Restrukturisasi kembali terjadi pada 1996. PTP VI, PTP VII, dan PTP VIII dilebur menjadi PT Perkebunan Nusantara IV (PTPN IV). Sejak saat itu, Bah Butong menjadi bagian dari jaringan unit usaha PTPN IV yang mengelola komoditas perkebunan, termasuk teh di kawasan Simalungun.

Perkembangan teknologi pengolahan kemudian membawa perubahan besar pada fasilitas produksi Bah Butong. Pada periode 1998 hingga 2000 dibangun pabrik baru yang lebih besar dan modern. Pabrik tersebut kemudian diresmikan pada 20 Januari 2001. Pembangunan itu menandai upaya modernisasi fasilitas pengolahan teh Bah Butong setelah beroperasi selama puluhan tahun.

Dalam perkembangannya, Bah Butong tidak berdiri sendiri. Kebun Sidamanik dan Tobasari juga menjadi bagian dari kawasan perkebunan teh PTPN IV di Simalungun. Ketiga unit tersebut berada di kawasan dengan ketinggian sekitar 800 hingga 1.100 meter di atas permukaan laut, kondisi yang mendukung budidaya tanaman teh.

Pada awal 2010-an, pengelolaan pengolahan teh kembali mengalami penataan. Mulai Januari 2012, Pabrik Bah Butong mendapat kebijakan untuk mengolah pucuk teh segar yang berasal dari kebun Bah Butong, Sidamanik, dan Tobasari. Kebijakan tersebut membuat Bah Butong memiliki peran penting sebagai fasilitas pengolahan produksi teh dari beberapa kebun di kawasan tersebut.

Namun, kapasitas produksi pucuk teh dari ketiga kebun kemudian meningkat hingga melebihi kemampuan pengolahan Bah Butong. Kondisi tersebut mendorong pengoperasian kembali Pabrik Tobasari pada 1 Juli 2015 untuk mengolah pucuk teh dari Tobasari dan sebagian produksi Sidamanik. Pada tahun yang sama, Unit Usaha Sidamanik, Bah Butong, dan Tobasari juga digabungkan dalam satu pengelolaan Unit Usaha Teh.

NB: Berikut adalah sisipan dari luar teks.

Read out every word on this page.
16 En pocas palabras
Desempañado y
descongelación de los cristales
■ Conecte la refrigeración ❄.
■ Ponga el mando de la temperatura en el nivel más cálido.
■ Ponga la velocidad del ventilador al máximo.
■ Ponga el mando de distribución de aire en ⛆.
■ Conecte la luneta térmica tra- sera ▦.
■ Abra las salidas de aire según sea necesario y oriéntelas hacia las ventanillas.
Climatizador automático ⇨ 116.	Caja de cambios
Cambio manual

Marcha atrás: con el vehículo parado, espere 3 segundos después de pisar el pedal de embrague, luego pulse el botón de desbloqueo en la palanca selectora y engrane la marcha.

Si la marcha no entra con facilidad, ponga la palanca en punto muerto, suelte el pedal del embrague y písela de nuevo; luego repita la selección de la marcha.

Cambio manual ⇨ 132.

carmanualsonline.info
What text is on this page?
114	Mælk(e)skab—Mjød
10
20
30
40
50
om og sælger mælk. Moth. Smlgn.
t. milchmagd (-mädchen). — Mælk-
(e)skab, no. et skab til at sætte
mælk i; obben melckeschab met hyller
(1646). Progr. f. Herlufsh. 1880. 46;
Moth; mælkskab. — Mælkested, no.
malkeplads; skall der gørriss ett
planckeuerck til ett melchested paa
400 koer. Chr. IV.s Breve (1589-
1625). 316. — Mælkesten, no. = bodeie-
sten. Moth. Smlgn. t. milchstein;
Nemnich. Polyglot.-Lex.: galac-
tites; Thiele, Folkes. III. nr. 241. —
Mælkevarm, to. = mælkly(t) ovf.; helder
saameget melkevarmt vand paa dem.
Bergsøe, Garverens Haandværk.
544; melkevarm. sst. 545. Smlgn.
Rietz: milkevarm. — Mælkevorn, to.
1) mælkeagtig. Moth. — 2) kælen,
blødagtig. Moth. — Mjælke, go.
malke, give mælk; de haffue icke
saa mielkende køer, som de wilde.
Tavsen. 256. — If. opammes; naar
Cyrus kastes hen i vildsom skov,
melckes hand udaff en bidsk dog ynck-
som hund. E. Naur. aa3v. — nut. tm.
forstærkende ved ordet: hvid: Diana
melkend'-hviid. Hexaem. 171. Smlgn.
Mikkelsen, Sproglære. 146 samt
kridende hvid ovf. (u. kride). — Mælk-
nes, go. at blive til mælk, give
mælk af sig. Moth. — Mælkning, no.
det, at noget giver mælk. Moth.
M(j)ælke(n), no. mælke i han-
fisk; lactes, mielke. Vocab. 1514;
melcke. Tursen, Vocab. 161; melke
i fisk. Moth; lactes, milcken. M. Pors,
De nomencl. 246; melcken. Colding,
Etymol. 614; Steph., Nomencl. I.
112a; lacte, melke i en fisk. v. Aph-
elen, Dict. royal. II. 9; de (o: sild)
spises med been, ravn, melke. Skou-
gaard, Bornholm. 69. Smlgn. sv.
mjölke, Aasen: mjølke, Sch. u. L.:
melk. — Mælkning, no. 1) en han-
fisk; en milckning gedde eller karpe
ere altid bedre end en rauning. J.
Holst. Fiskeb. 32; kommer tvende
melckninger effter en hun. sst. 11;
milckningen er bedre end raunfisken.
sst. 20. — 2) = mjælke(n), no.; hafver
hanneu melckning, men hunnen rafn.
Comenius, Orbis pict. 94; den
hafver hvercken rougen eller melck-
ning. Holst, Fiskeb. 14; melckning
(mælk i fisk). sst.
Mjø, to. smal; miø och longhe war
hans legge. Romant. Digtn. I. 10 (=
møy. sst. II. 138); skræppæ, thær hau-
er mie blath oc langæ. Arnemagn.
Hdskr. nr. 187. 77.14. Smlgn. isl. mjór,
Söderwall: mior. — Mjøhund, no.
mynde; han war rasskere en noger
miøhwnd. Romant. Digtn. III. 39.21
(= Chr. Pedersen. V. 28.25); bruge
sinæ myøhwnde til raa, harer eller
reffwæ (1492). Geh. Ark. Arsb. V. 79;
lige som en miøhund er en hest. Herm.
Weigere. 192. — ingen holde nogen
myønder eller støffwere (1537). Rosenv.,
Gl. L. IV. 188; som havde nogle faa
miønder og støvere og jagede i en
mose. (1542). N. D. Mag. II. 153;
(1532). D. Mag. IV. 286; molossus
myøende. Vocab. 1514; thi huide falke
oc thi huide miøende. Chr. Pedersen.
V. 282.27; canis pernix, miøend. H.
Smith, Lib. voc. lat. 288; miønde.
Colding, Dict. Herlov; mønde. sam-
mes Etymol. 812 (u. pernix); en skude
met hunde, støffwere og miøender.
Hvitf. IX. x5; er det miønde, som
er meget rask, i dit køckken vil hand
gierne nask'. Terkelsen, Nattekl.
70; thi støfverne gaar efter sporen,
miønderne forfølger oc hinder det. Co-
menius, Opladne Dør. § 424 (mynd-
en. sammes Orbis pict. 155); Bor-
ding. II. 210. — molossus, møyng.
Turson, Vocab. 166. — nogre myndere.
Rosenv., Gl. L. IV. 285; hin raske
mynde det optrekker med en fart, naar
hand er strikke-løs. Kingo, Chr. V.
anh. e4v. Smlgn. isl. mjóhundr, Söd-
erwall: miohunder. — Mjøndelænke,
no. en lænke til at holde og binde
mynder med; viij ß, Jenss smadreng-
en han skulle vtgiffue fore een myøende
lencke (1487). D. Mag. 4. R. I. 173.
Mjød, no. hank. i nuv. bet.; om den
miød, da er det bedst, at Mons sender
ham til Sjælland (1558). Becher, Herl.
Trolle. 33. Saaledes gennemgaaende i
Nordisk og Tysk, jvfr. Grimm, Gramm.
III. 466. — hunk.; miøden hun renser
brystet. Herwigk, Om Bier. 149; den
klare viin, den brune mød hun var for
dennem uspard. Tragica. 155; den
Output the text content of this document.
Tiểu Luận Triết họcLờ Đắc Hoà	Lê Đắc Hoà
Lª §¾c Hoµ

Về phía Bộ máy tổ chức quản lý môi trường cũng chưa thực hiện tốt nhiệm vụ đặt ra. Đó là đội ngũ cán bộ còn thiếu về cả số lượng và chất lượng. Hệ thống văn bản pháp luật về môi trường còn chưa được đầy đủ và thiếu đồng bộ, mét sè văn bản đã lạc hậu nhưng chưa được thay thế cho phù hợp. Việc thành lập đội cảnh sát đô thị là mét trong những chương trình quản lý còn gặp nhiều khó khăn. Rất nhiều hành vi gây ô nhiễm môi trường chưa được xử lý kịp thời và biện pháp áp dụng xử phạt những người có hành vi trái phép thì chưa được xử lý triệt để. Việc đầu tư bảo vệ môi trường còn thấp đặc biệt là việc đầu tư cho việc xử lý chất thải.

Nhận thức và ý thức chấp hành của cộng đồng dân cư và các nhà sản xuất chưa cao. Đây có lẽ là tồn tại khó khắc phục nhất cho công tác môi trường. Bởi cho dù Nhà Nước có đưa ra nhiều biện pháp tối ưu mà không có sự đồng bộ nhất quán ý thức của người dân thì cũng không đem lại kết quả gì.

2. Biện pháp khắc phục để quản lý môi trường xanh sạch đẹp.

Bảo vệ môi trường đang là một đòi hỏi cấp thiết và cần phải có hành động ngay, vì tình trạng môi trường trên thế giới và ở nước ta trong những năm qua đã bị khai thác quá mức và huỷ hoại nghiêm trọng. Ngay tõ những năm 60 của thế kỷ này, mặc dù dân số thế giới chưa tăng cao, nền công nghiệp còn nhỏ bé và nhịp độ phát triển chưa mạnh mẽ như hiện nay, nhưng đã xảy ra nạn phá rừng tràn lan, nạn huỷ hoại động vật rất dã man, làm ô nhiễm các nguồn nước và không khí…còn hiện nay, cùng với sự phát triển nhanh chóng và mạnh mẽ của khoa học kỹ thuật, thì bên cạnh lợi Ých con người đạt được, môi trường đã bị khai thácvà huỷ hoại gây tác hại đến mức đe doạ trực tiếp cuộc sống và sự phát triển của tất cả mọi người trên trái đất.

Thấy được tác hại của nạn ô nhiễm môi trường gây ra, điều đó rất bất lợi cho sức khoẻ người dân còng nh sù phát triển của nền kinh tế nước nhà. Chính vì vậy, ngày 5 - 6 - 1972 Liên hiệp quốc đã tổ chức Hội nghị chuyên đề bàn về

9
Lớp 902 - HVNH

Bah Butong kini menjadi salah satu pabrik pengolahan teh PTPN IV. Dalam laporan tahunan 2024, PTPN IV menyebut perusahaan memiliki empat pabrik pengolahan teh, yakni Bah Butong, Tobasari, Danau Kembar, dan Kayu Aro, dengan produk teh yang ditujukan untuk pasar domestik maupun ekspor.

Dengan perjalanan lebih dari satu abad sejak pembukaan perkebunannya pada 1917 dan hampir satu abad sejak pabrik pertamanya berdiri pada 1927, Bah Butong menjadi salah satu jejak panjang sejarah industri teh Sumatera Utara. Dari perkebunan era kolonial, nasionalisasi, perubahan perusahaan perkebunan negara, hingga modernisasi fasilitas produksi, Bah Butong tetap menjadi bagian penting dari mata rantai industri teh di Simalungun.